I have known fevers cured by a change of the sleeping room from the
south to the north aspect, and still more readily by removing from one
side of the street to the other. All should avoid dwelling near canals,
ponds, or ditches habitually covered with a white froth; this is
formed, in fact, of gases rising through humus swimming on the water,
and contains living beings as well as fermentable substances.

It is important to men who work and sleep in the same house to have
the day or working-rooms to the north, where the sun never enters, and
to sleep in a room to the east or south. A room to the west, looking
to the west, is not healthy, particularly in summer months, being the
hottest in the evening. Gnats, moths, and flies collect there, and are
at least harassing, if not hurtful, particularly to infants.

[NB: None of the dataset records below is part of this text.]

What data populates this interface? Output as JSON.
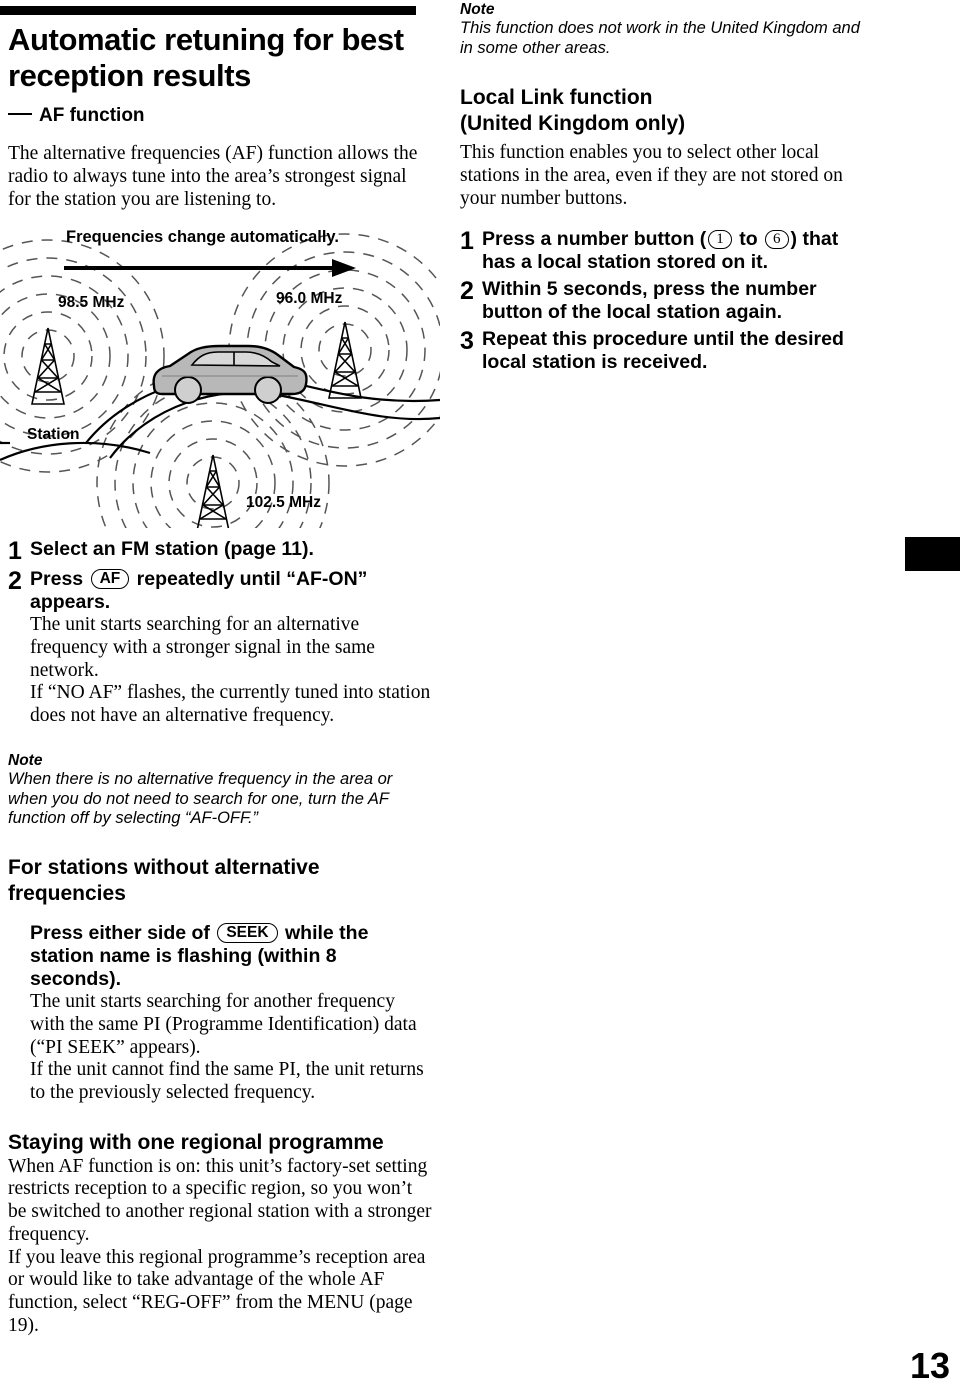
{
  "page": {
    "number": "13"
  },
  "left": {
    "title": "Automatic retuning for best reception results",
    "subhead": "AF function",
    "intro": "The alternative frequencies (AF) function allows the radio to always tune into the area’s strongest signal for the station you are listening to.",
    "diagram": {
      "caption": "Frequencies change automatically.",
      "station_label": "Station",
      "freq_left": "98.5 MHz",
      "freq_right": "96.0 MHz",
      "freq_bottom": "102.5 MHz"
    },
    "steps": [
      {
        "num": "1",
        "head_before": "Select an FM station (page 11).",
        "head_after": "",
        "keycap": "",
        "sub": ""
      },
      {
        "num": "2",
        "head_before": "Press",
        "keycap": "AF",
        "head_after": "repeatedly until “AF-ON” appears.",
        "sub": "The unit starts searching for an alternative frequency with a stronger signal in the same network.\nIf “NO AF” flashes, the currently tuned into station does not have an alternative frequency."
      }
    ],
    "note": {
      "label": "Note",
      "text": "When there is no alternative frequency in the area or when you do not need to search for one, turn the AF function off by selecting “AF-OFF.”"
    },
    "section_no_af": {
      "heading": "For stations without alternative frequencies",
      "instruction_before": "Press either side of",
      "keycap": "SEEK",
      "instruction_after": "while the station name is flashing (within 8 seconds).",
      "body": "The unit starts searching for another frequency with the same PI (Programme Identification) data (“PI SEEK” appears).\nIf the unit cannot find the same PI, the unit returns to the previously selected frequency."
    },
    "section_regional": {
      "heading": "Staying with one regional programme",
      "para1": "When AF function is on: this unit’s factory-set setting restricts reception to a specific region, so you won’t be switched to another regional station with a stronger frequency.",
      "para2": "If you leave this regional programme’s reception area or would like to take advantage of the whole AF function, select “REG-OFF” from the MENU (page 19)."
    }
  },
  "right": {
    "note": {
      "label": "Note",
      "text": "This function does not work in the United Kingdom and in some other areas."
    },
    "heading_line1": "Local Link function",
    "heading_line2": "(United Kingdom only)",
    "intro": "This function enables you to select other local stations in the area, even if they are not stored on your number buttons.",
    "steps": [
      {
        "num": "1",
        "part1": "Press a number button (",
        "key1": "1",
        "part2": "to",
        "key2": "6",
        "part3": ")",
        "part4": "that has a local station stored on it."
      },
      {
        "num": "2",
        "text": "Within 5 seconds, press the number button of the local station again."
      },
      {
        "num": "3",
        "text": "Repeat this procedure until the desired local station is received."
      }
    ]
  },
  "colors": {
    "ink": "#000000",
    "paper": "#ffffff",
    "wave": "#555555",
    "car_body": "#b8b8b8",
    "car_window": "#d4d4d4"
  }
}
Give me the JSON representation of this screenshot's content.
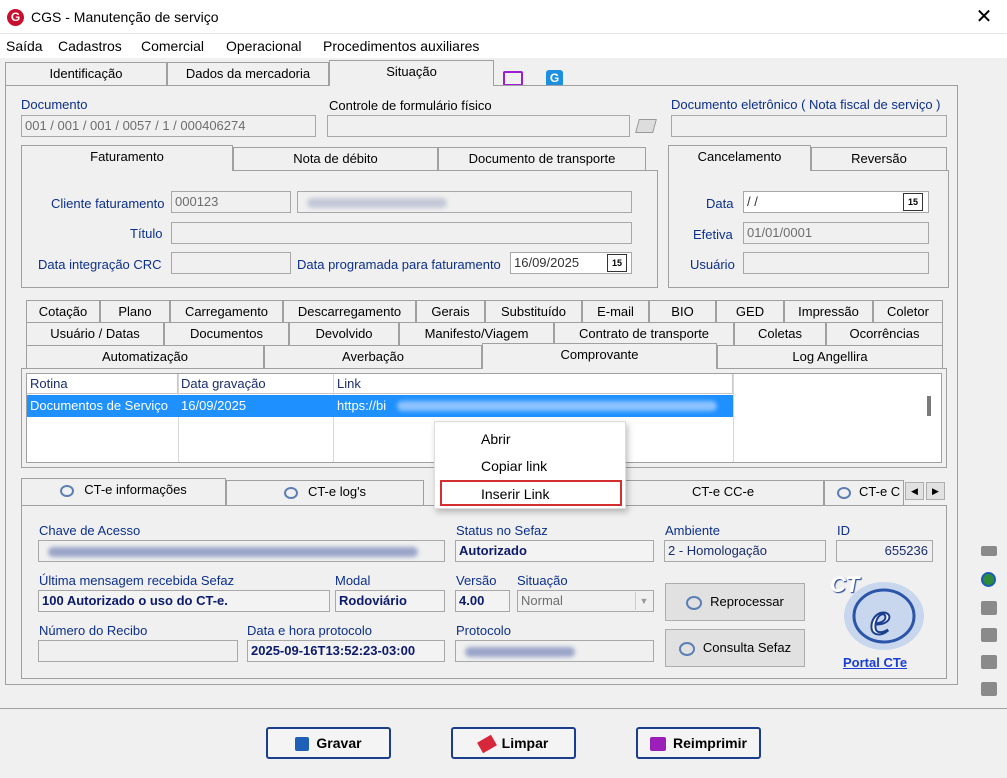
{
  "window": {
    "title": "CGS - Manutenção de serviço",
    "close": "✕"
  },
  "menu": [
    "Saída",
    "Cadastros",
    "Comercial",
    "Operacional",
    "Procedimentos auxiliares"
  ],
  "main_tabs": [
    "Identificação",
    "Dados da mercadoria",
    "Situação"
  ],
  "doc": {
    "documento_label": "Documento",
    "documento_value": "001 / 001 / 001 / 0057 / 1 / 000406274",
    "controle_label": "Controle de formulário físico",
    "eletronico_label": "Documento eletrônico ( Nota fiscal de serviço )"
  },
  "fat_tabs": [
    "Faturamento",
    "Nota de débito",
    "Documento de transporte"
  ],
  "fat": {
    "cliente_label": "Cliente faturamento",
    "cliente_code": "000123",
    "titulo_label": "Título",
    "crc_label": "Data integração CRC",
    "prog_label": "Data programada para faturamento",
    "prog_value": "16/09/2025",
    "cal_icon": "15"
  },
  "cancel_tabs": [
    "Cancelamento",
    "Reversão"
  ],
  "cancel": {
    "data_label": "Data",
    "data_value": " /  /",
    "efetiva_label": "Efetiva",
    "efetiva_value": "01/01/0001",
    "usuario_label": "Usuário"
  },
  "tabs_row1": [
    "Cotação",
    "Plano",
    "Carregamento",
    "Descarregamento",
    "Gerais",
    "Substituído",
    "E-mail",
    "BIO",
    "GED",
    "Impressão",
    "Coletor"
  ],
  "tabs_row2": [
    "Usuário / Datas",
    "Documentos",
    "Devolvido",
    "Manifesto/Viagem",
    "Contrato de transporte",
    "Coletas",
    "Ocorrências"
  ],
  "tabs_row3": [
    "Automatização",
    "Averbação",
    "Comprovante",
    "Log Angellira"
  ],
  "grid": {
    "headers": [
      "Rotina",
      "Data gravação",
      "Link"
    ],
    "rows": [
      {
        "rotina": "Documentos de Serviço",
        "data": "16/09/2025",
        "link": "https://bi"
      }
    ]
  },
  "context_menu": [
    "Abrir",
    "Copiar link",
    "Inserir Link"
  ],
  "cte_tabs": [
    "CT-e informações",
    "CT-e log's",
    "CT-e CC-e",
    "CT-e C"
  ],
  "cte": {
    "chave_label": "Chave de Acesso",
    "status_label": "Status no Sefaz",
    "status_value": "Autorizado",
    "ambiente_label": "Ambiente",
    "ambiente_value": "2 - Homologação",
    "id_label": "ID",
    "id_value": "655236",
    "msg_label": "Última mensagem recebida Sefaz",
    "msg_value": "100 Autorizado o uso do CT-e.",
    "modal_label": "Modal",
    "modal_value": "Rodoviário",
    "versao_label": "Versão",
    "versao_value": "4.00",
    "situacao_label": "Situação",
    "situacao_value": "Normal",
    "recibo_label": "Número do Recibo",
    "protocolo_dt_label": "Data e hora protocolo",
    "protocolo_dt_value": "2025-09-16T13:52:23-03:00",
    "protocolo_label": "Protocolo",
    "reprocessar": "Reprocessar",
    "consulta": "Consulta Sefaz",
    "portal": "Portal CTe",
    "logo_text": "CT"
  },
  "footer": {
    "gravar": "Gravar",
    "limpar": "Limpar",
    "reimprimir": "Reimprimir"
  }
}
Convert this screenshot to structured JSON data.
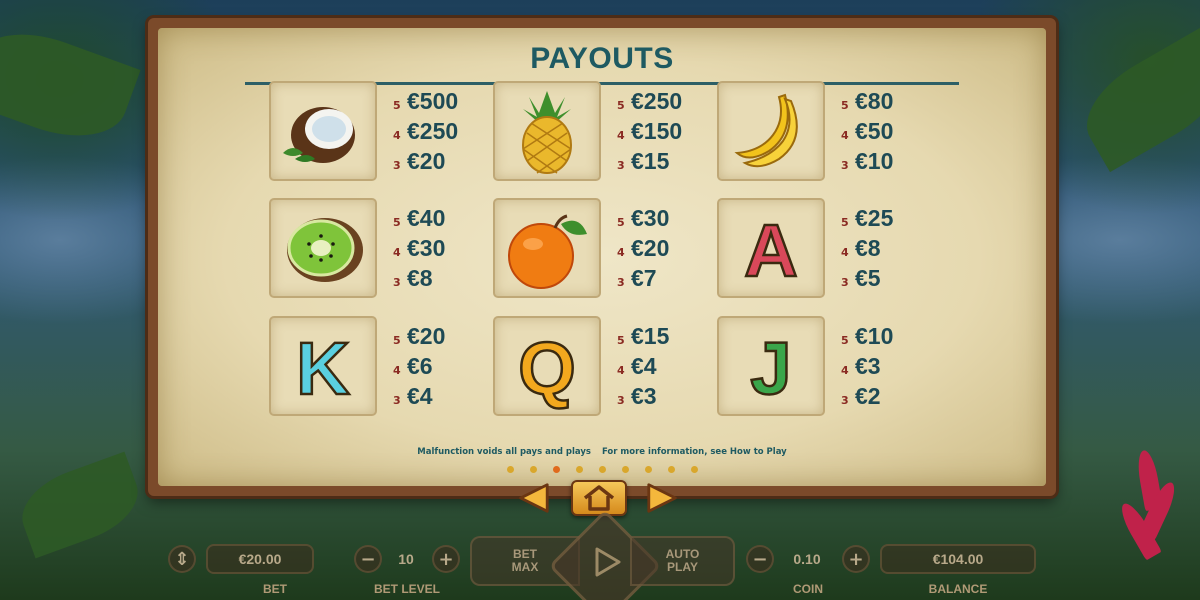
{
  "title": "PAYOUTS",
  "symbols": [
    {
      "icon": "coconut-icon",
      "pays": [
        {
          "n": "5",
          "v": "€500"
        },
        {
          "n": "4",
          "v": "€250"
        },
        {
          "n": "3",
          "v": "€20"
        }
      ]
    },
    {
      "icon": "pineapple-icon",
      "pays": [
        {
          "n": "5",
          "v": "€250"
        },
        {
          "n": "4",
          "v": "€150"
        },
        {
          "n": "3",
          "v": "€15"
        }
      ]
    },
    {
      "icon": "banana-icon",
      "pays": [
        {
          "n": "5",
          "v": "€80"
        },
        {
          "n": "4",
          "v": "€50"
        },
        {
          "n": "3",
          "v": "€10"
        }
      ]
    },
    {
      "icon": "kiwi-icon",
      "pays": [
        {
          "n": "5",
          "v": "€40"
        },
        {
          "n": "4",
          "v": "€30"
        },
        {
          "n": "3",
          "v": "€8"
        }
      ]
    },
    {
      "icon": "orange-icon",
      "pays": [
        {
          "n": "5",
          "v": "€30"
        },
        {
          "n": "4",
          "v": "€20"
        },
        {
          "n": "3",
          "v": "€7"
        }
      ]
    },
    {
      "icon": "letter-a-icon",
      "letter": "A",
      "color": "#d9485a",
      "pays": [
        {
          "n": "5",
          "v": "€25"
        },
        {
          "n": "4",
          "v": "€8"
        },
        {
          "n": "3",
          "v": "€5"
        }
      ]
    },
    {
      "icon": "letter-k-icon",
      "letter": "K",
      "color": "#5ad0e0",
      "pays": [
        {
          "n": "5",
          "v": "€20"
        },
        {
          "n": "4",
          "v": "€6"
        },
        {
          "n": "3",
          "v": "€4"
        }
      ]
    },
    {
      "icon": "letter-q-icon",
      "letter": "Q",
      "color": "#f2a81e",
      "pays": [
        {
          "n": "5",
          "v": "€15"
        },
        {
          "n": "4",
          "v": "€4"
        },
        {
          "n": "3",
          "v": "€3"
        }
      ]
    },
    {
      "icon": "letter-j-icon",
      "letter": "J",
      "color": "#3aa64a",
      "pays": [
        {
          "n": "5",
          "v": "€10"
        },
        {
          "n": "4",
          "v": "€3"
        },
        {
          "n": "3",
          "v": "€2"
        }
      ]
    }
  ],
  "footer": {
    "malfunction": "Malfunction voids all pays and plays",
    "more_info": "For more information, see How to Play"
  },
  "pagination": {
    "total": 9,
    "active": 3
  },
  "nav": {
    "prev_icon": "arrow-left-icon",
    "home_icon": "home-icon",
    "next_icon": "arrow-right-icon"
  },
  "controls": {
    "bet_value": "€20.00",
    "bet_label": "BET",
    "bet_level_value": "10",
    "bet_level_label": "BET LEVEL",
    "bet_max": "BET\nMAX",
    "auto_play": "AUTO\nPLAY",
    "coin_value": "0.10",
    "coin_label": "COIN",
    "balance_value": "€104.00",
    "balance_label": "BALANCE",
    "minus": "−",
    "plus": "+"
  }
}
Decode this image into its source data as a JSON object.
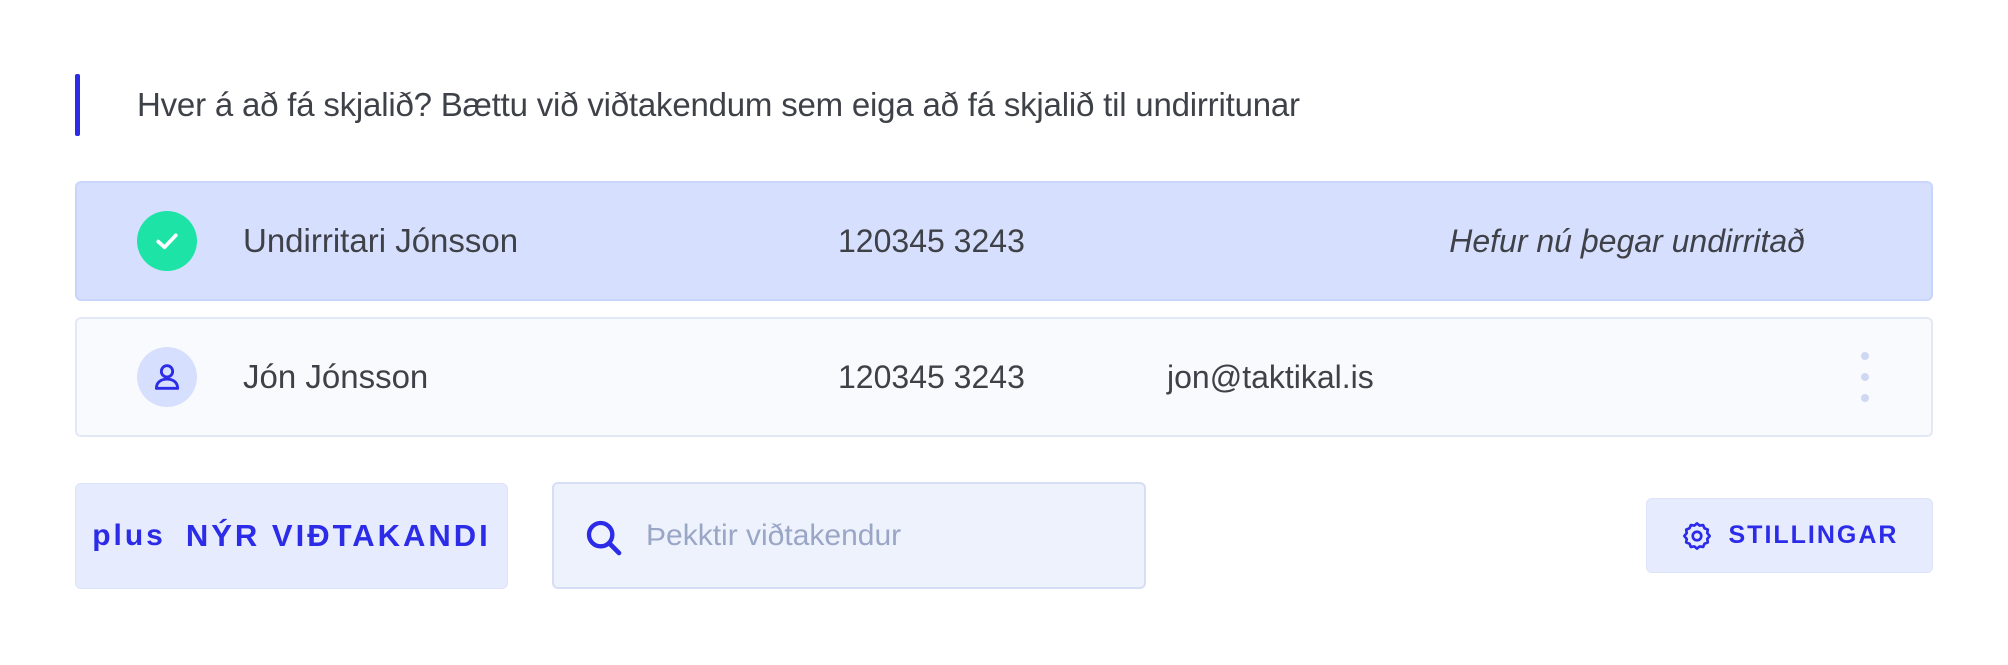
{
  "intro": {
    "text": "Hver á að fá skjalið? Bættu við viðtakendum sem eiga að fá skjalið til undirritunar"
  },
  "recipients": [
    {
      "name": "Undirritari Jónsson",
      "ssn": "120345 3243",
      "status": "Hefur nú þegar undirritað",
      "icon": "check-icon",
      "signed": true
    },
    {
      "name": "Jón Jónsson",
      "ssn": "120345 3243",
      "email": "jon@taktikal.is",
      "icon": "user-icon",
      "signed": false
    }
  ],
  "actions": {
    "add_label": "NÝR VIÐTAKANDI",
    "add_icon": "plus",
    "search_placeholder": "Þekktir viðtakendur",
    "search_value": "",
    "settings_label": "STILLINGAR"
  },
  "colors": {
    "accent": "#2b2be8",
    "signed_row": "#d6dffd",
    "success": "#1de4a6",
    "text": "#3f4148"
  }
}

No person not a native of a marshy country should travel overland in
the evening; dew causes a strong action in vapours, mists, &c. Invalids
and soldiers after fatigue, should halt in the daytime, and march in
the evening, to avoid being chilled.


A sure remedy against the malaria of ditches, ponds, &c., is to fill
the water-courses with water; never suffer them to be so far dried up
that the spawn of living creatures may attach itself to the sides of
grass, bushes, &c., and afterwards to dry and spread about like the
seeds of flowers, in the environs. The mud which is left exposed to the
air gives out, on drying, various gases, which being mixed with the
fossils of the mud, contaminate the air, and are breathed by the people
in the neighbourhood.

A circular drain, having a double current, well understood by the
hydraulic engineers of Holland, is the kind of drain I prefer.